Cole’s secondary pitches are an upper-70s curveball and a low-80s changeup. The change, which features the same sort of big run and sink as his two-seamer, is probably ahead of the slurvy breaker right now, but both are already playable and have at least average potential. Here’s a quick look at them:

Mechanically, there’s not too much to worry about, here: Cole’s motion has a bit of length in the back, but it’s generally quite smooth and easy, as the ball really jumps out of his hand with a lot of life. It’s easy to see how he’s been able to avoid walks so well, and he may end up with plus command by the time he reaches the majors.

Cole will need to improve his offspeed pitches if he’s going to retain big strikeout ability at the upper levels, and he needs to get groundballs a bit more frequently–he’s allowed 18 homers in 129 1/3 High-A innings in the last two seasons. Still, he’s just 21 with projection remaining, and he already has a legitimate mid-90s moving fastball that he can throw for quality strikes to all four quadrants of the zone; that’s not a bad place to be at this point in his development.

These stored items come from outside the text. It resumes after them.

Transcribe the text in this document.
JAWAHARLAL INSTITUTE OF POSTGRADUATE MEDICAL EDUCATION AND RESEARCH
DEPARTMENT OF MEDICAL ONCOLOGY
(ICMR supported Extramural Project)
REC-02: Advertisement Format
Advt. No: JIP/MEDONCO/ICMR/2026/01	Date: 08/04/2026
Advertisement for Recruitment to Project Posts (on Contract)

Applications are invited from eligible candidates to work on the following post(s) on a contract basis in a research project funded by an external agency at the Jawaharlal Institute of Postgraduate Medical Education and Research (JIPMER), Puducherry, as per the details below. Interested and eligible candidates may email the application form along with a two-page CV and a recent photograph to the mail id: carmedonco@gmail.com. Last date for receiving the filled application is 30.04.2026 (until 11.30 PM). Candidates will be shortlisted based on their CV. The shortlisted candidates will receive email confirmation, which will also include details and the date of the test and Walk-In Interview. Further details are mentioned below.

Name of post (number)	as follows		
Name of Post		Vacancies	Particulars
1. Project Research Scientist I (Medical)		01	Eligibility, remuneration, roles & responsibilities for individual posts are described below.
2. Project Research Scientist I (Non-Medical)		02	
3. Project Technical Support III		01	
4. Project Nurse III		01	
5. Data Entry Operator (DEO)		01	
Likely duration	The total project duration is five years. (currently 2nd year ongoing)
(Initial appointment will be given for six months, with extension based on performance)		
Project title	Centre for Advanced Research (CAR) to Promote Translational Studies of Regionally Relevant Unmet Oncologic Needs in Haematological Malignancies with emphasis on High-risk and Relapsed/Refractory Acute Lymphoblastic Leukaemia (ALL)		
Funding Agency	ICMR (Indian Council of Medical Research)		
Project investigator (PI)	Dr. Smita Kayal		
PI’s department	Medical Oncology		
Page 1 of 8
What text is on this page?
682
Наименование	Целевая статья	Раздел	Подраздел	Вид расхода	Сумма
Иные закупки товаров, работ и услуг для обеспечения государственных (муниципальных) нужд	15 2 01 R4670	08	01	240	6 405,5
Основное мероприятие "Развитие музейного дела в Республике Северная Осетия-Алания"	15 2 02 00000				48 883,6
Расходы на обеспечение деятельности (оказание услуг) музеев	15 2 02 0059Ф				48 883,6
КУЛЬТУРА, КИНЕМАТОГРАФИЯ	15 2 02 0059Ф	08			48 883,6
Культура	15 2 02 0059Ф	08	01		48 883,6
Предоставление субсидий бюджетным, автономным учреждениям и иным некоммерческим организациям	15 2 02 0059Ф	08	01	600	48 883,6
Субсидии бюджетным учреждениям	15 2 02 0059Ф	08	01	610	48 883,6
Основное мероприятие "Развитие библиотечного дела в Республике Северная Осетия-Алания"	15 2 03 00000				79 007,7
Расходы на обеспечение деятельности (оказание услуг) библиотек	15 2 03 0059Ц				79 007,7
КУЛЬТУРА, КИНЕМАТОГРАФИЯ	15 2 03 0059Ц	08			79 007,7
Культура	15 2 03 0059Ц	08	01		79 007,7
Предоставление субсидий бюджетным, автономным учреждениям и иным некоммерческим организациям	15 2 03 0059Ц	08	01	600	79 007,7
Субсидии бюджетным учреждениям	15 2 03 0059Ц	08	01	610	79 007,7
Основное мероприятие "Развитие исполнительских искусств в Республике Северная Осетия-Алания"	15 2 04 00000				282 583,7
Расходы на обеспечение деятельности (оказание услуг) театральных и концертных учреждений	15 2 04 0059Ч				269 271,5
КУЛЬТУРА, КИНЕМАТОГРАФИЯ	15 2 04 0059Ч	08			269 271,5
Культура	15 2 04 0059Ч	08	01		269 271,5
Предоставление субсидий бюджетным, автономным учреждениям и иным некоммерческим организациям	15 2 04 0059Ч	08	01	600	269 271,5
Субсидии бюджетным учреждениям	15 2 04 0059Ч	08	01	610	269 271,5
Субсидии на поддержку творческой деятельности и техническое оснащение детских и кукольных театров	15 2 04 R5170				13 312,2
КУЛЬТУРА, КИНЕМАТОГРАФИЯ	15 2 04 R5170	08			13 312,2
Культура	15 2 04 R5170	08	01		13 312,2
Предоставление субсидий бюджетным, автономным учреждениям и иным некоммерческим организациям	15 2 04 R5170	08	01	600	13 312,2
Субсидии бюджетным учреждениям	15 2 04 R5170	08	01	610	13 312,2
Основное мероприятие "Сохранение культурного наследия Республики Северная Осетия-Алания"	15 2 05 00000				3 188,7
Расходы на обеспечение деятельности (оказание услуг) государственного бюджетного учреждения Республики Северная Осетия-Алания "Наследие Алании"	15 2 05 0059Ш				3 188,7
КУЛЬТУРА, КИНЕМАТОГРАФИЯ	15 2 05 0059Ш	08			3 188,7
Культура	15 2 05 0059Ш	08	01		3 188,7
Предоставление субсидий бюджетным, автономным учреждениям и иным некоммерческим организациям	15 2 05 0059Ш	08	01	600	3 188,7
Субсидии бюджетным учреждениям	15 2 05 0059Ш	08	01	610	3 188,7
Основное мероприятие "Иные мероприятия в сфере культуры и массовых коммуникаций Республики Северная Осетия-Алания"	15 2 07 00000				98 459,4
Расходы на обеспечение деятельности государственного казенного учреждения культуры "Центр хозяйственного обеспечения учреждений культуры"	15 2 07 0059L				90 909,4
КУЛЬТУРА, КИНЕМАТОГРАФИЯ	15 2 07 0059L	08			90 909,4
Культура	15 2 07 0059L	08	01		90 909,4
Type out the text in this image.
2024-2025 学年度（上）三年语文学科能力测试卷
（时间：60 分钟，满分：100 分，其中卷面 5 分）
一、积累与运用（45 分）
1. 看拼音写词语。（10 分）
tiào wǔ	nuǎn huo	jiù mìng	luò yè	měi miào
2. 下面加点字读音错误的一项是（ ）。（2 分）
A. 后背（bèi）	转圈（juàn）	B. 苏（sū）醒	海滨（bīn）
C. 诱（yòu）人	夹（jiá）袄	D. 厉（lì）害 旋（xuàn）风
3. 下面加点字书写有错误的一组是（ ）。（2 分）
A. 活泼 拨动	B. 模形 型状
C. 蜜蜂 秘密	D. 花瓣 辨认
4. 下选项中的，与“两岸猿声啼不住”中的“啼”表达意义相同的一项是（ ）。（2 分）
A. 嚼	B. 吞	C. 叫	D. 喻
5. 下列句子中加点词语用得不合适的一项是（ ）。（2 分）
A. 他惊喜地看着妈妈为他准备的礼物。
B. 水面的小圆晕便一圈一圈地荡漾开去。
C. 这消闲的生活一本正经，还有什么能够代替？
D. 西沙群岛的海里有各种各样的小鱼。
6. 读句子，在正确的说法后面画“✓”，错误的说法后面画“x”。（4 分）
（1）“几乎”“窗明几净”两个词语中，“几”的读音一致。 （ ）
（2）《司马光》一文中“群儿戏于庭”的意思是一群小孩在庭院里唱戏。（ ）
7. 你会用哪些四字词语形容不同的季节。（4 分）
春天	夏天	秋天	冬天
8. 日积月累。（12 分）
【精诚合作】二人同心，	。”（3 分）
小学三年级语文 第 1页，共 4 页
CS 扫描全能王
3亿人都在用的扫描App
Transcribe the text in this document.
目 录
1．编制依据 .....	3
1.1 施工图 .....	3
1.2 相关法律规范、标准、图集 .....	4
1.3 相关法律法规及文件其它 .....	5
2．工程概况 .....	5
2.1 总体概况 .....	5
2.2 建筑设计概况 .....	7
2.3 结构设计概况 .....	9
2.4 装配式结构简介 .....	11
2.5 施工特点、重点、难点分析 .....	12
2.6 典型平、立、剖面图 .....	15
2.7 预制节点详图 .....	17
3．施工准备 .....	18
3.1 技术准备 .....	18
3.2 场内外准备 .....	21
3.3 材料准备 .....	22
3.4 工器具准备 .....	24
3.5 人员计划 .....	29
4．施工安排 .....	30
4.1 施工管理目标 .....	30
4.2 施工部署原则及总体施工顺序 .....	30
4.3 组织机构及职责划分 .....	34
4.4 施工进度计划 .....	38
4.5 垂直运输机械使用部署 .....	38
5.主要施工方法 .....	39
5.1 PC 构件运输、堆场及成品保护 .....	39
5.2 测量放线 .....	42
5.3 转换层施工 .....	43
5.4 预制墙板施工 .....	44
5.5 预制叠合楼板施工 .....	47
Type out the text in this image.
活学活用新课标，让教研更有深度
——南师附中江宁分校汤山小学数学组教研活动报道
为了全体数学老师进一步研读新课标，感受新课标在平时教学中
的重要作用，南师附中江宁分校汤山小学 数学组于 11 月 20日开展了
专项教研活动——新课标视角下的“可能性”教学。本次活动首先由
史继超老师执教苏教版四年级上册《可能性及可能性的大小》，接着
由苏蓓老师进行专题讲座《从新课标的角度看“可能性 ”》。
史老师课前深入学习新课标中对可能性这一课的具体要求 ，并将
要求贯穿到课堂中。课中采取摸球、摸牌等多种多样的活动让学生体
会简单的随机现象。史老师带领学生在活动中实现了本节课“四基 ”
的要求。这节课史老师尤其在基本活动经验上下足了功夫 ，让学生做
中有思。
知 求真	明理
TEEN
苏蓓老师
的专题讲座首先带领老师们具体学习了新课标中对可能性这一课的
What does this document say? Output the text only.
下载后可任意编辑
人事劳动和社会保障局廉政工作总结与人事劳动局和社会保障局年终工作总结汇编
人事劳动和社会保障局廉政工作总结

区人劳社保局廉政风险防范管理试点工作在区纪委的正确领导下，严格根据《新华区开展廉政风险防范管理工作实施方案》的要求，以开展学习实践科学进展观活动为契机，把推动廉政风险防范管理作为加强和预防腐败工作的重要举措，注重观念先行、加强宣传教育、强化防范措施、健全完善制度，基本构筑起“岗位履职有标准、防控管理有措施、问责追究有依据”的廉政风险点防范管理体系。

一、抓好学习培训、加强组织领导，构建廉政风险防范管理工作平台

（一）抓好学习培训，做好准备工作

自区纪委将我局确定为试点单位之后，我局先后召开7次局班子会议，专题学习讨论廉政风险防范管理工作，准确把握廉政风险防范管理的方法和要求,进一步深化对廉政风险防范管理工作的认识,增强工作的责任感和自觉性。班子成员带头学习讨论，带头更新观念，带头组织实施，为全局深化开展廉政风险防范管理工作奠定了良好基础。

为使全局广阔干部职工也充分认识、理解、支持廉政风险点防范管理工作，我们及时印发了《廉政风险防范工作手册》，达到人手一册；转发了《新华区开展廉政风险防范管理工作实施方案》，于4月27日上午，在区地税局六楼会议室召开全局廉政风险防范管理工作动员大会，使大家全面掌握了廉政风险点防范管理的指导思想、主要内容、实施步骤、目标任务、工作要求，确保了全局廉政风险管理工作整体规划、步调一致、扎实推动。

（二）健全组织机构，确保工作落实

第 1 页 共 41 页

Given their distance from the majors and some roughness around the edges, there remains a fairly wide variety of potential outcomes for both Cole and Jackson. It’s not hard to see either as flamethrowing late-game relievers, but they also have the potential to pitch in the front to middle of a big league rotation if they can turn their greatest weaknesses into areas of competence. There’s still plenty of time for the rough edges to round into form; like any minor leaguers, they’ll shed a lot more light on their future when they encounter the test of Double-A, a test that they’re essentially primed to take after spending parts of two years at the High-A level. Cole and Jackson should both rate in the 50-100 range on most prospect lists, and combine fairly high ceilings with reasonably high floors–they have made it through the low minors, after all, which can’t be said for all the draftees and short-season teenagers that get bandied about this time of year. Both are solid investments in dynasty leagues where more than just the top 50 prospects come into play.